The ministry has been especially aggressive in using its enforcement options under minister Park Young-sun. Appointed in April last year, Park is trying to place the ministry at the frontline of the regulatory struggle against unfair and anticompetitive conduct by large companies. Under her leadership, the ministry is trying to use the mandatory referral system on quarterly basis.
— Prosecutors expand their turf —
When it comes to more traditional antitrust issues such as cartels, the apparent attempt by South Korean prosecutors to expand their turf is the source of regulatory uncertainties.

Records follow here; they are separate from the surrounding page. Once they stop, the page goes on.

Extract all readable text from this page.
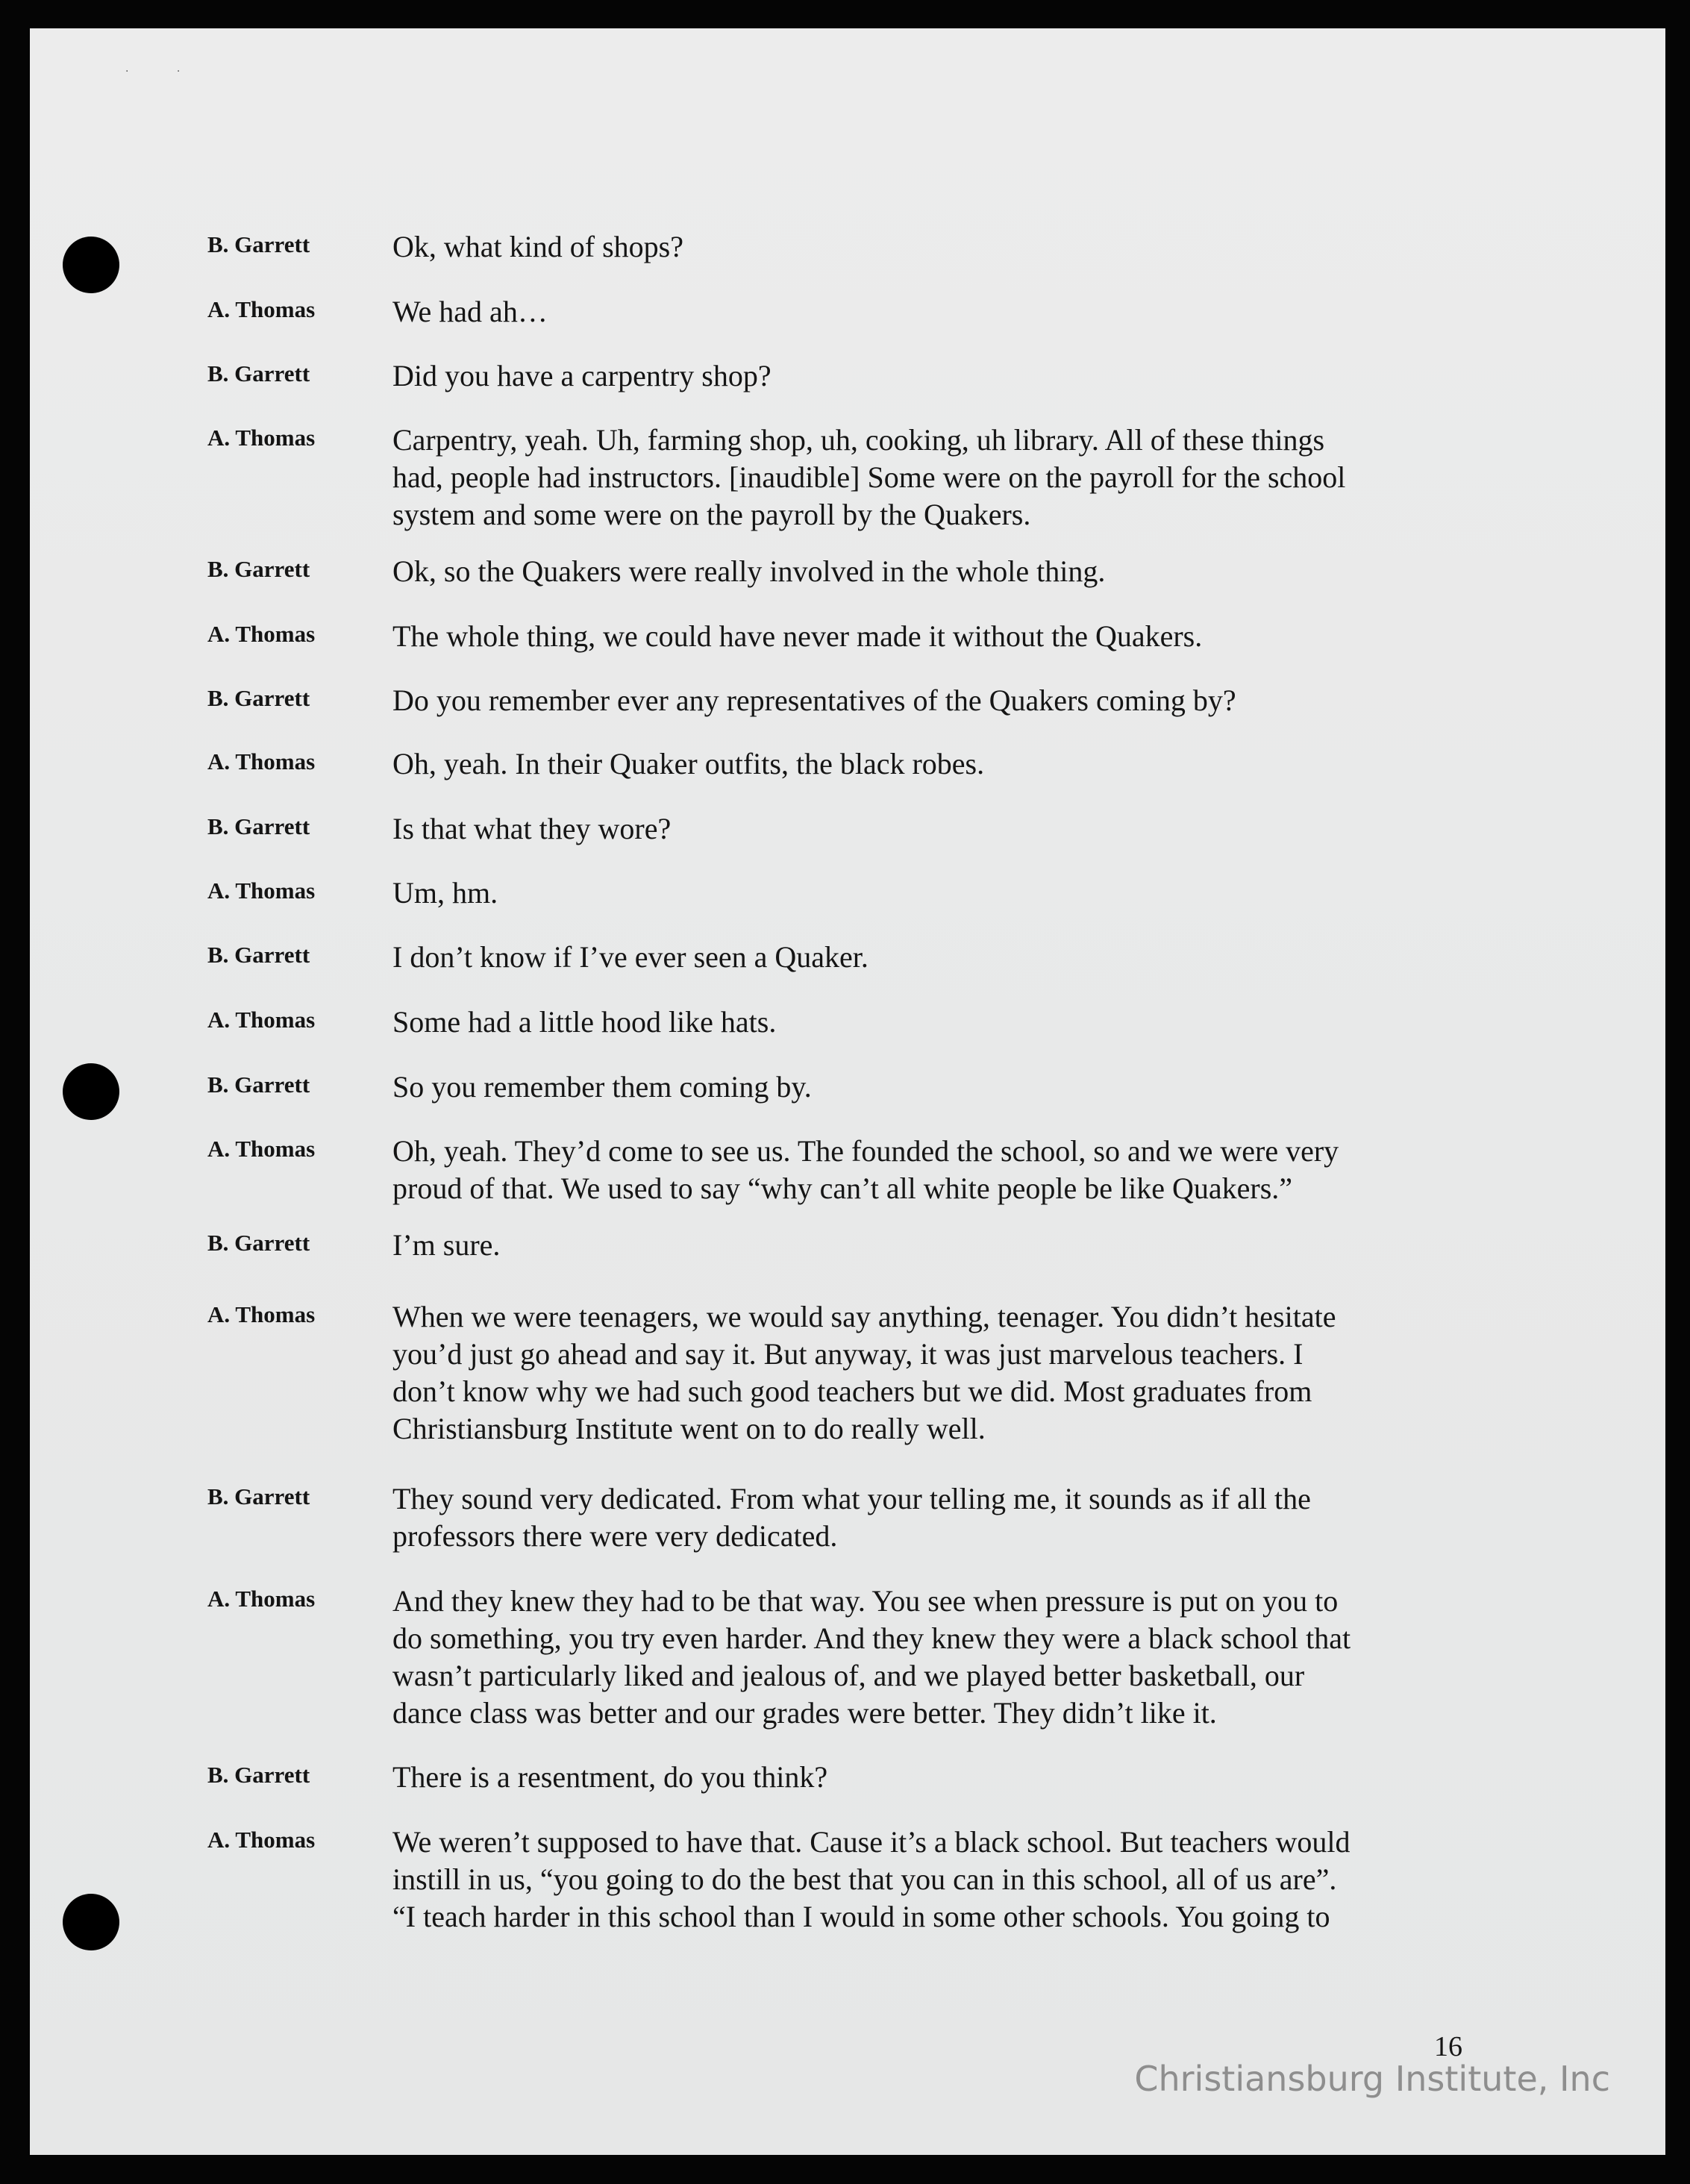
· ·
B. Garrett	Ok, what kind of shops?
A. Thomas	We had ah…
B. Garrett	Did you have a carpentry shop?
A. Thomas	Carpentry, yeah. Uh, farming shop, uh, cooking, uh library. All of these things
had, people had instructors. [inaudible] Some were on the payroll for the school
system and some were on the payroll by the Quakers.
B. Garrett	Ok, so the Quakers were really involved in the whole thing.
A. Thomas	The whole thing, we could have never made it without the Quakers.
B. Garrett	Do you remember ever any representatives of the Quakers coming by?
A. Thomas	Oh, yeah. In their Quaker outfits, the black robes.
B. Garrett	Is that what they wore?
A. Thomas	Um, hm.
B. Garrett	I don’t know if I’ve ever seen a Quaker.
A. Thomas	Some had a little hood like hats.
B. Garrett	So you remember them coming by.
A. Thomas	Oh, yeah. They’d come to see us. The founded the school, so and we were very
proud of that. We used to say “why can’t all white people be like Quakers.”
B. Garrett	I’m sure.
A. Thomas	When we were teenagers, we would say anything, teenager. You didn’t hesitate
you’d just go ahead and say it. But anyway, it was just marvelous teachers. I
don’t know why we had such good teachers but we did. Most graduates from
Christiansburg Institute went on to do really well.
B. Garrett	They sound very dedicated. From what your telling me, it sounds as if all the
professors there were very dedicated.
A. Thomas	And they knew they had to be that way. You see when pressure is put on you to
do something, you try even harder. And they knew they were a black school that
wasn’t particularly liked and jealous of, and we played better basketball, our
dance class was better and our grades were better. They didn’t like it.
B. Garrett	There is a resentment, do you think?
A. Thomas	We weren’t supposed to have that. Cause it’s a black school. But teachers would
instill in us, “you going to do the best that you can in this school, all of us are”.
“I teach harder in this school than I would in some other schools. You going to
16
Christiansburg Institute, Inc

Proposed reforms to the country’s antitrust law include a plan to end the exclusive right of the KFTC to send antitrust cases to prosecutors. While the bill is unlikely to pass, prosecutors continue their efforts to increase their sway, especially with the appointment of new prosecutor-general Yoon Seok-yeol.
Most recently, the case of abuse of dominance by South Korean vaccine maker Korea Vaccine, sent to prosecutors by the KFTC in May, was expanded into a cartel investigation and has led to the arrest of executives of several South Korean and global pharmaceutical firms including French pharma giant Sanofi. The case is a clear indication that one could expect tougher and expanded probes when their cases are sent for prosecution.
The prosecutors’ office has recently distributed criminal-antitrust guidelines for prosecutors conducting antitrust probes, which are meant to clarify criminal-antitrust procedures. But there is still confusion among lawyers on leniency applications, whether they need to file for immunity first to the KFTC or to prosecutors, or simultaneously. Some are concerned that if they fail to submit leniency application to prosecutors, then they could later face stiffer criminal sanctions by disgruntled prosecutors. The two agencies are trying to unify the channel to receive applications from whistleblowers, but that appears not yet to have been implemented.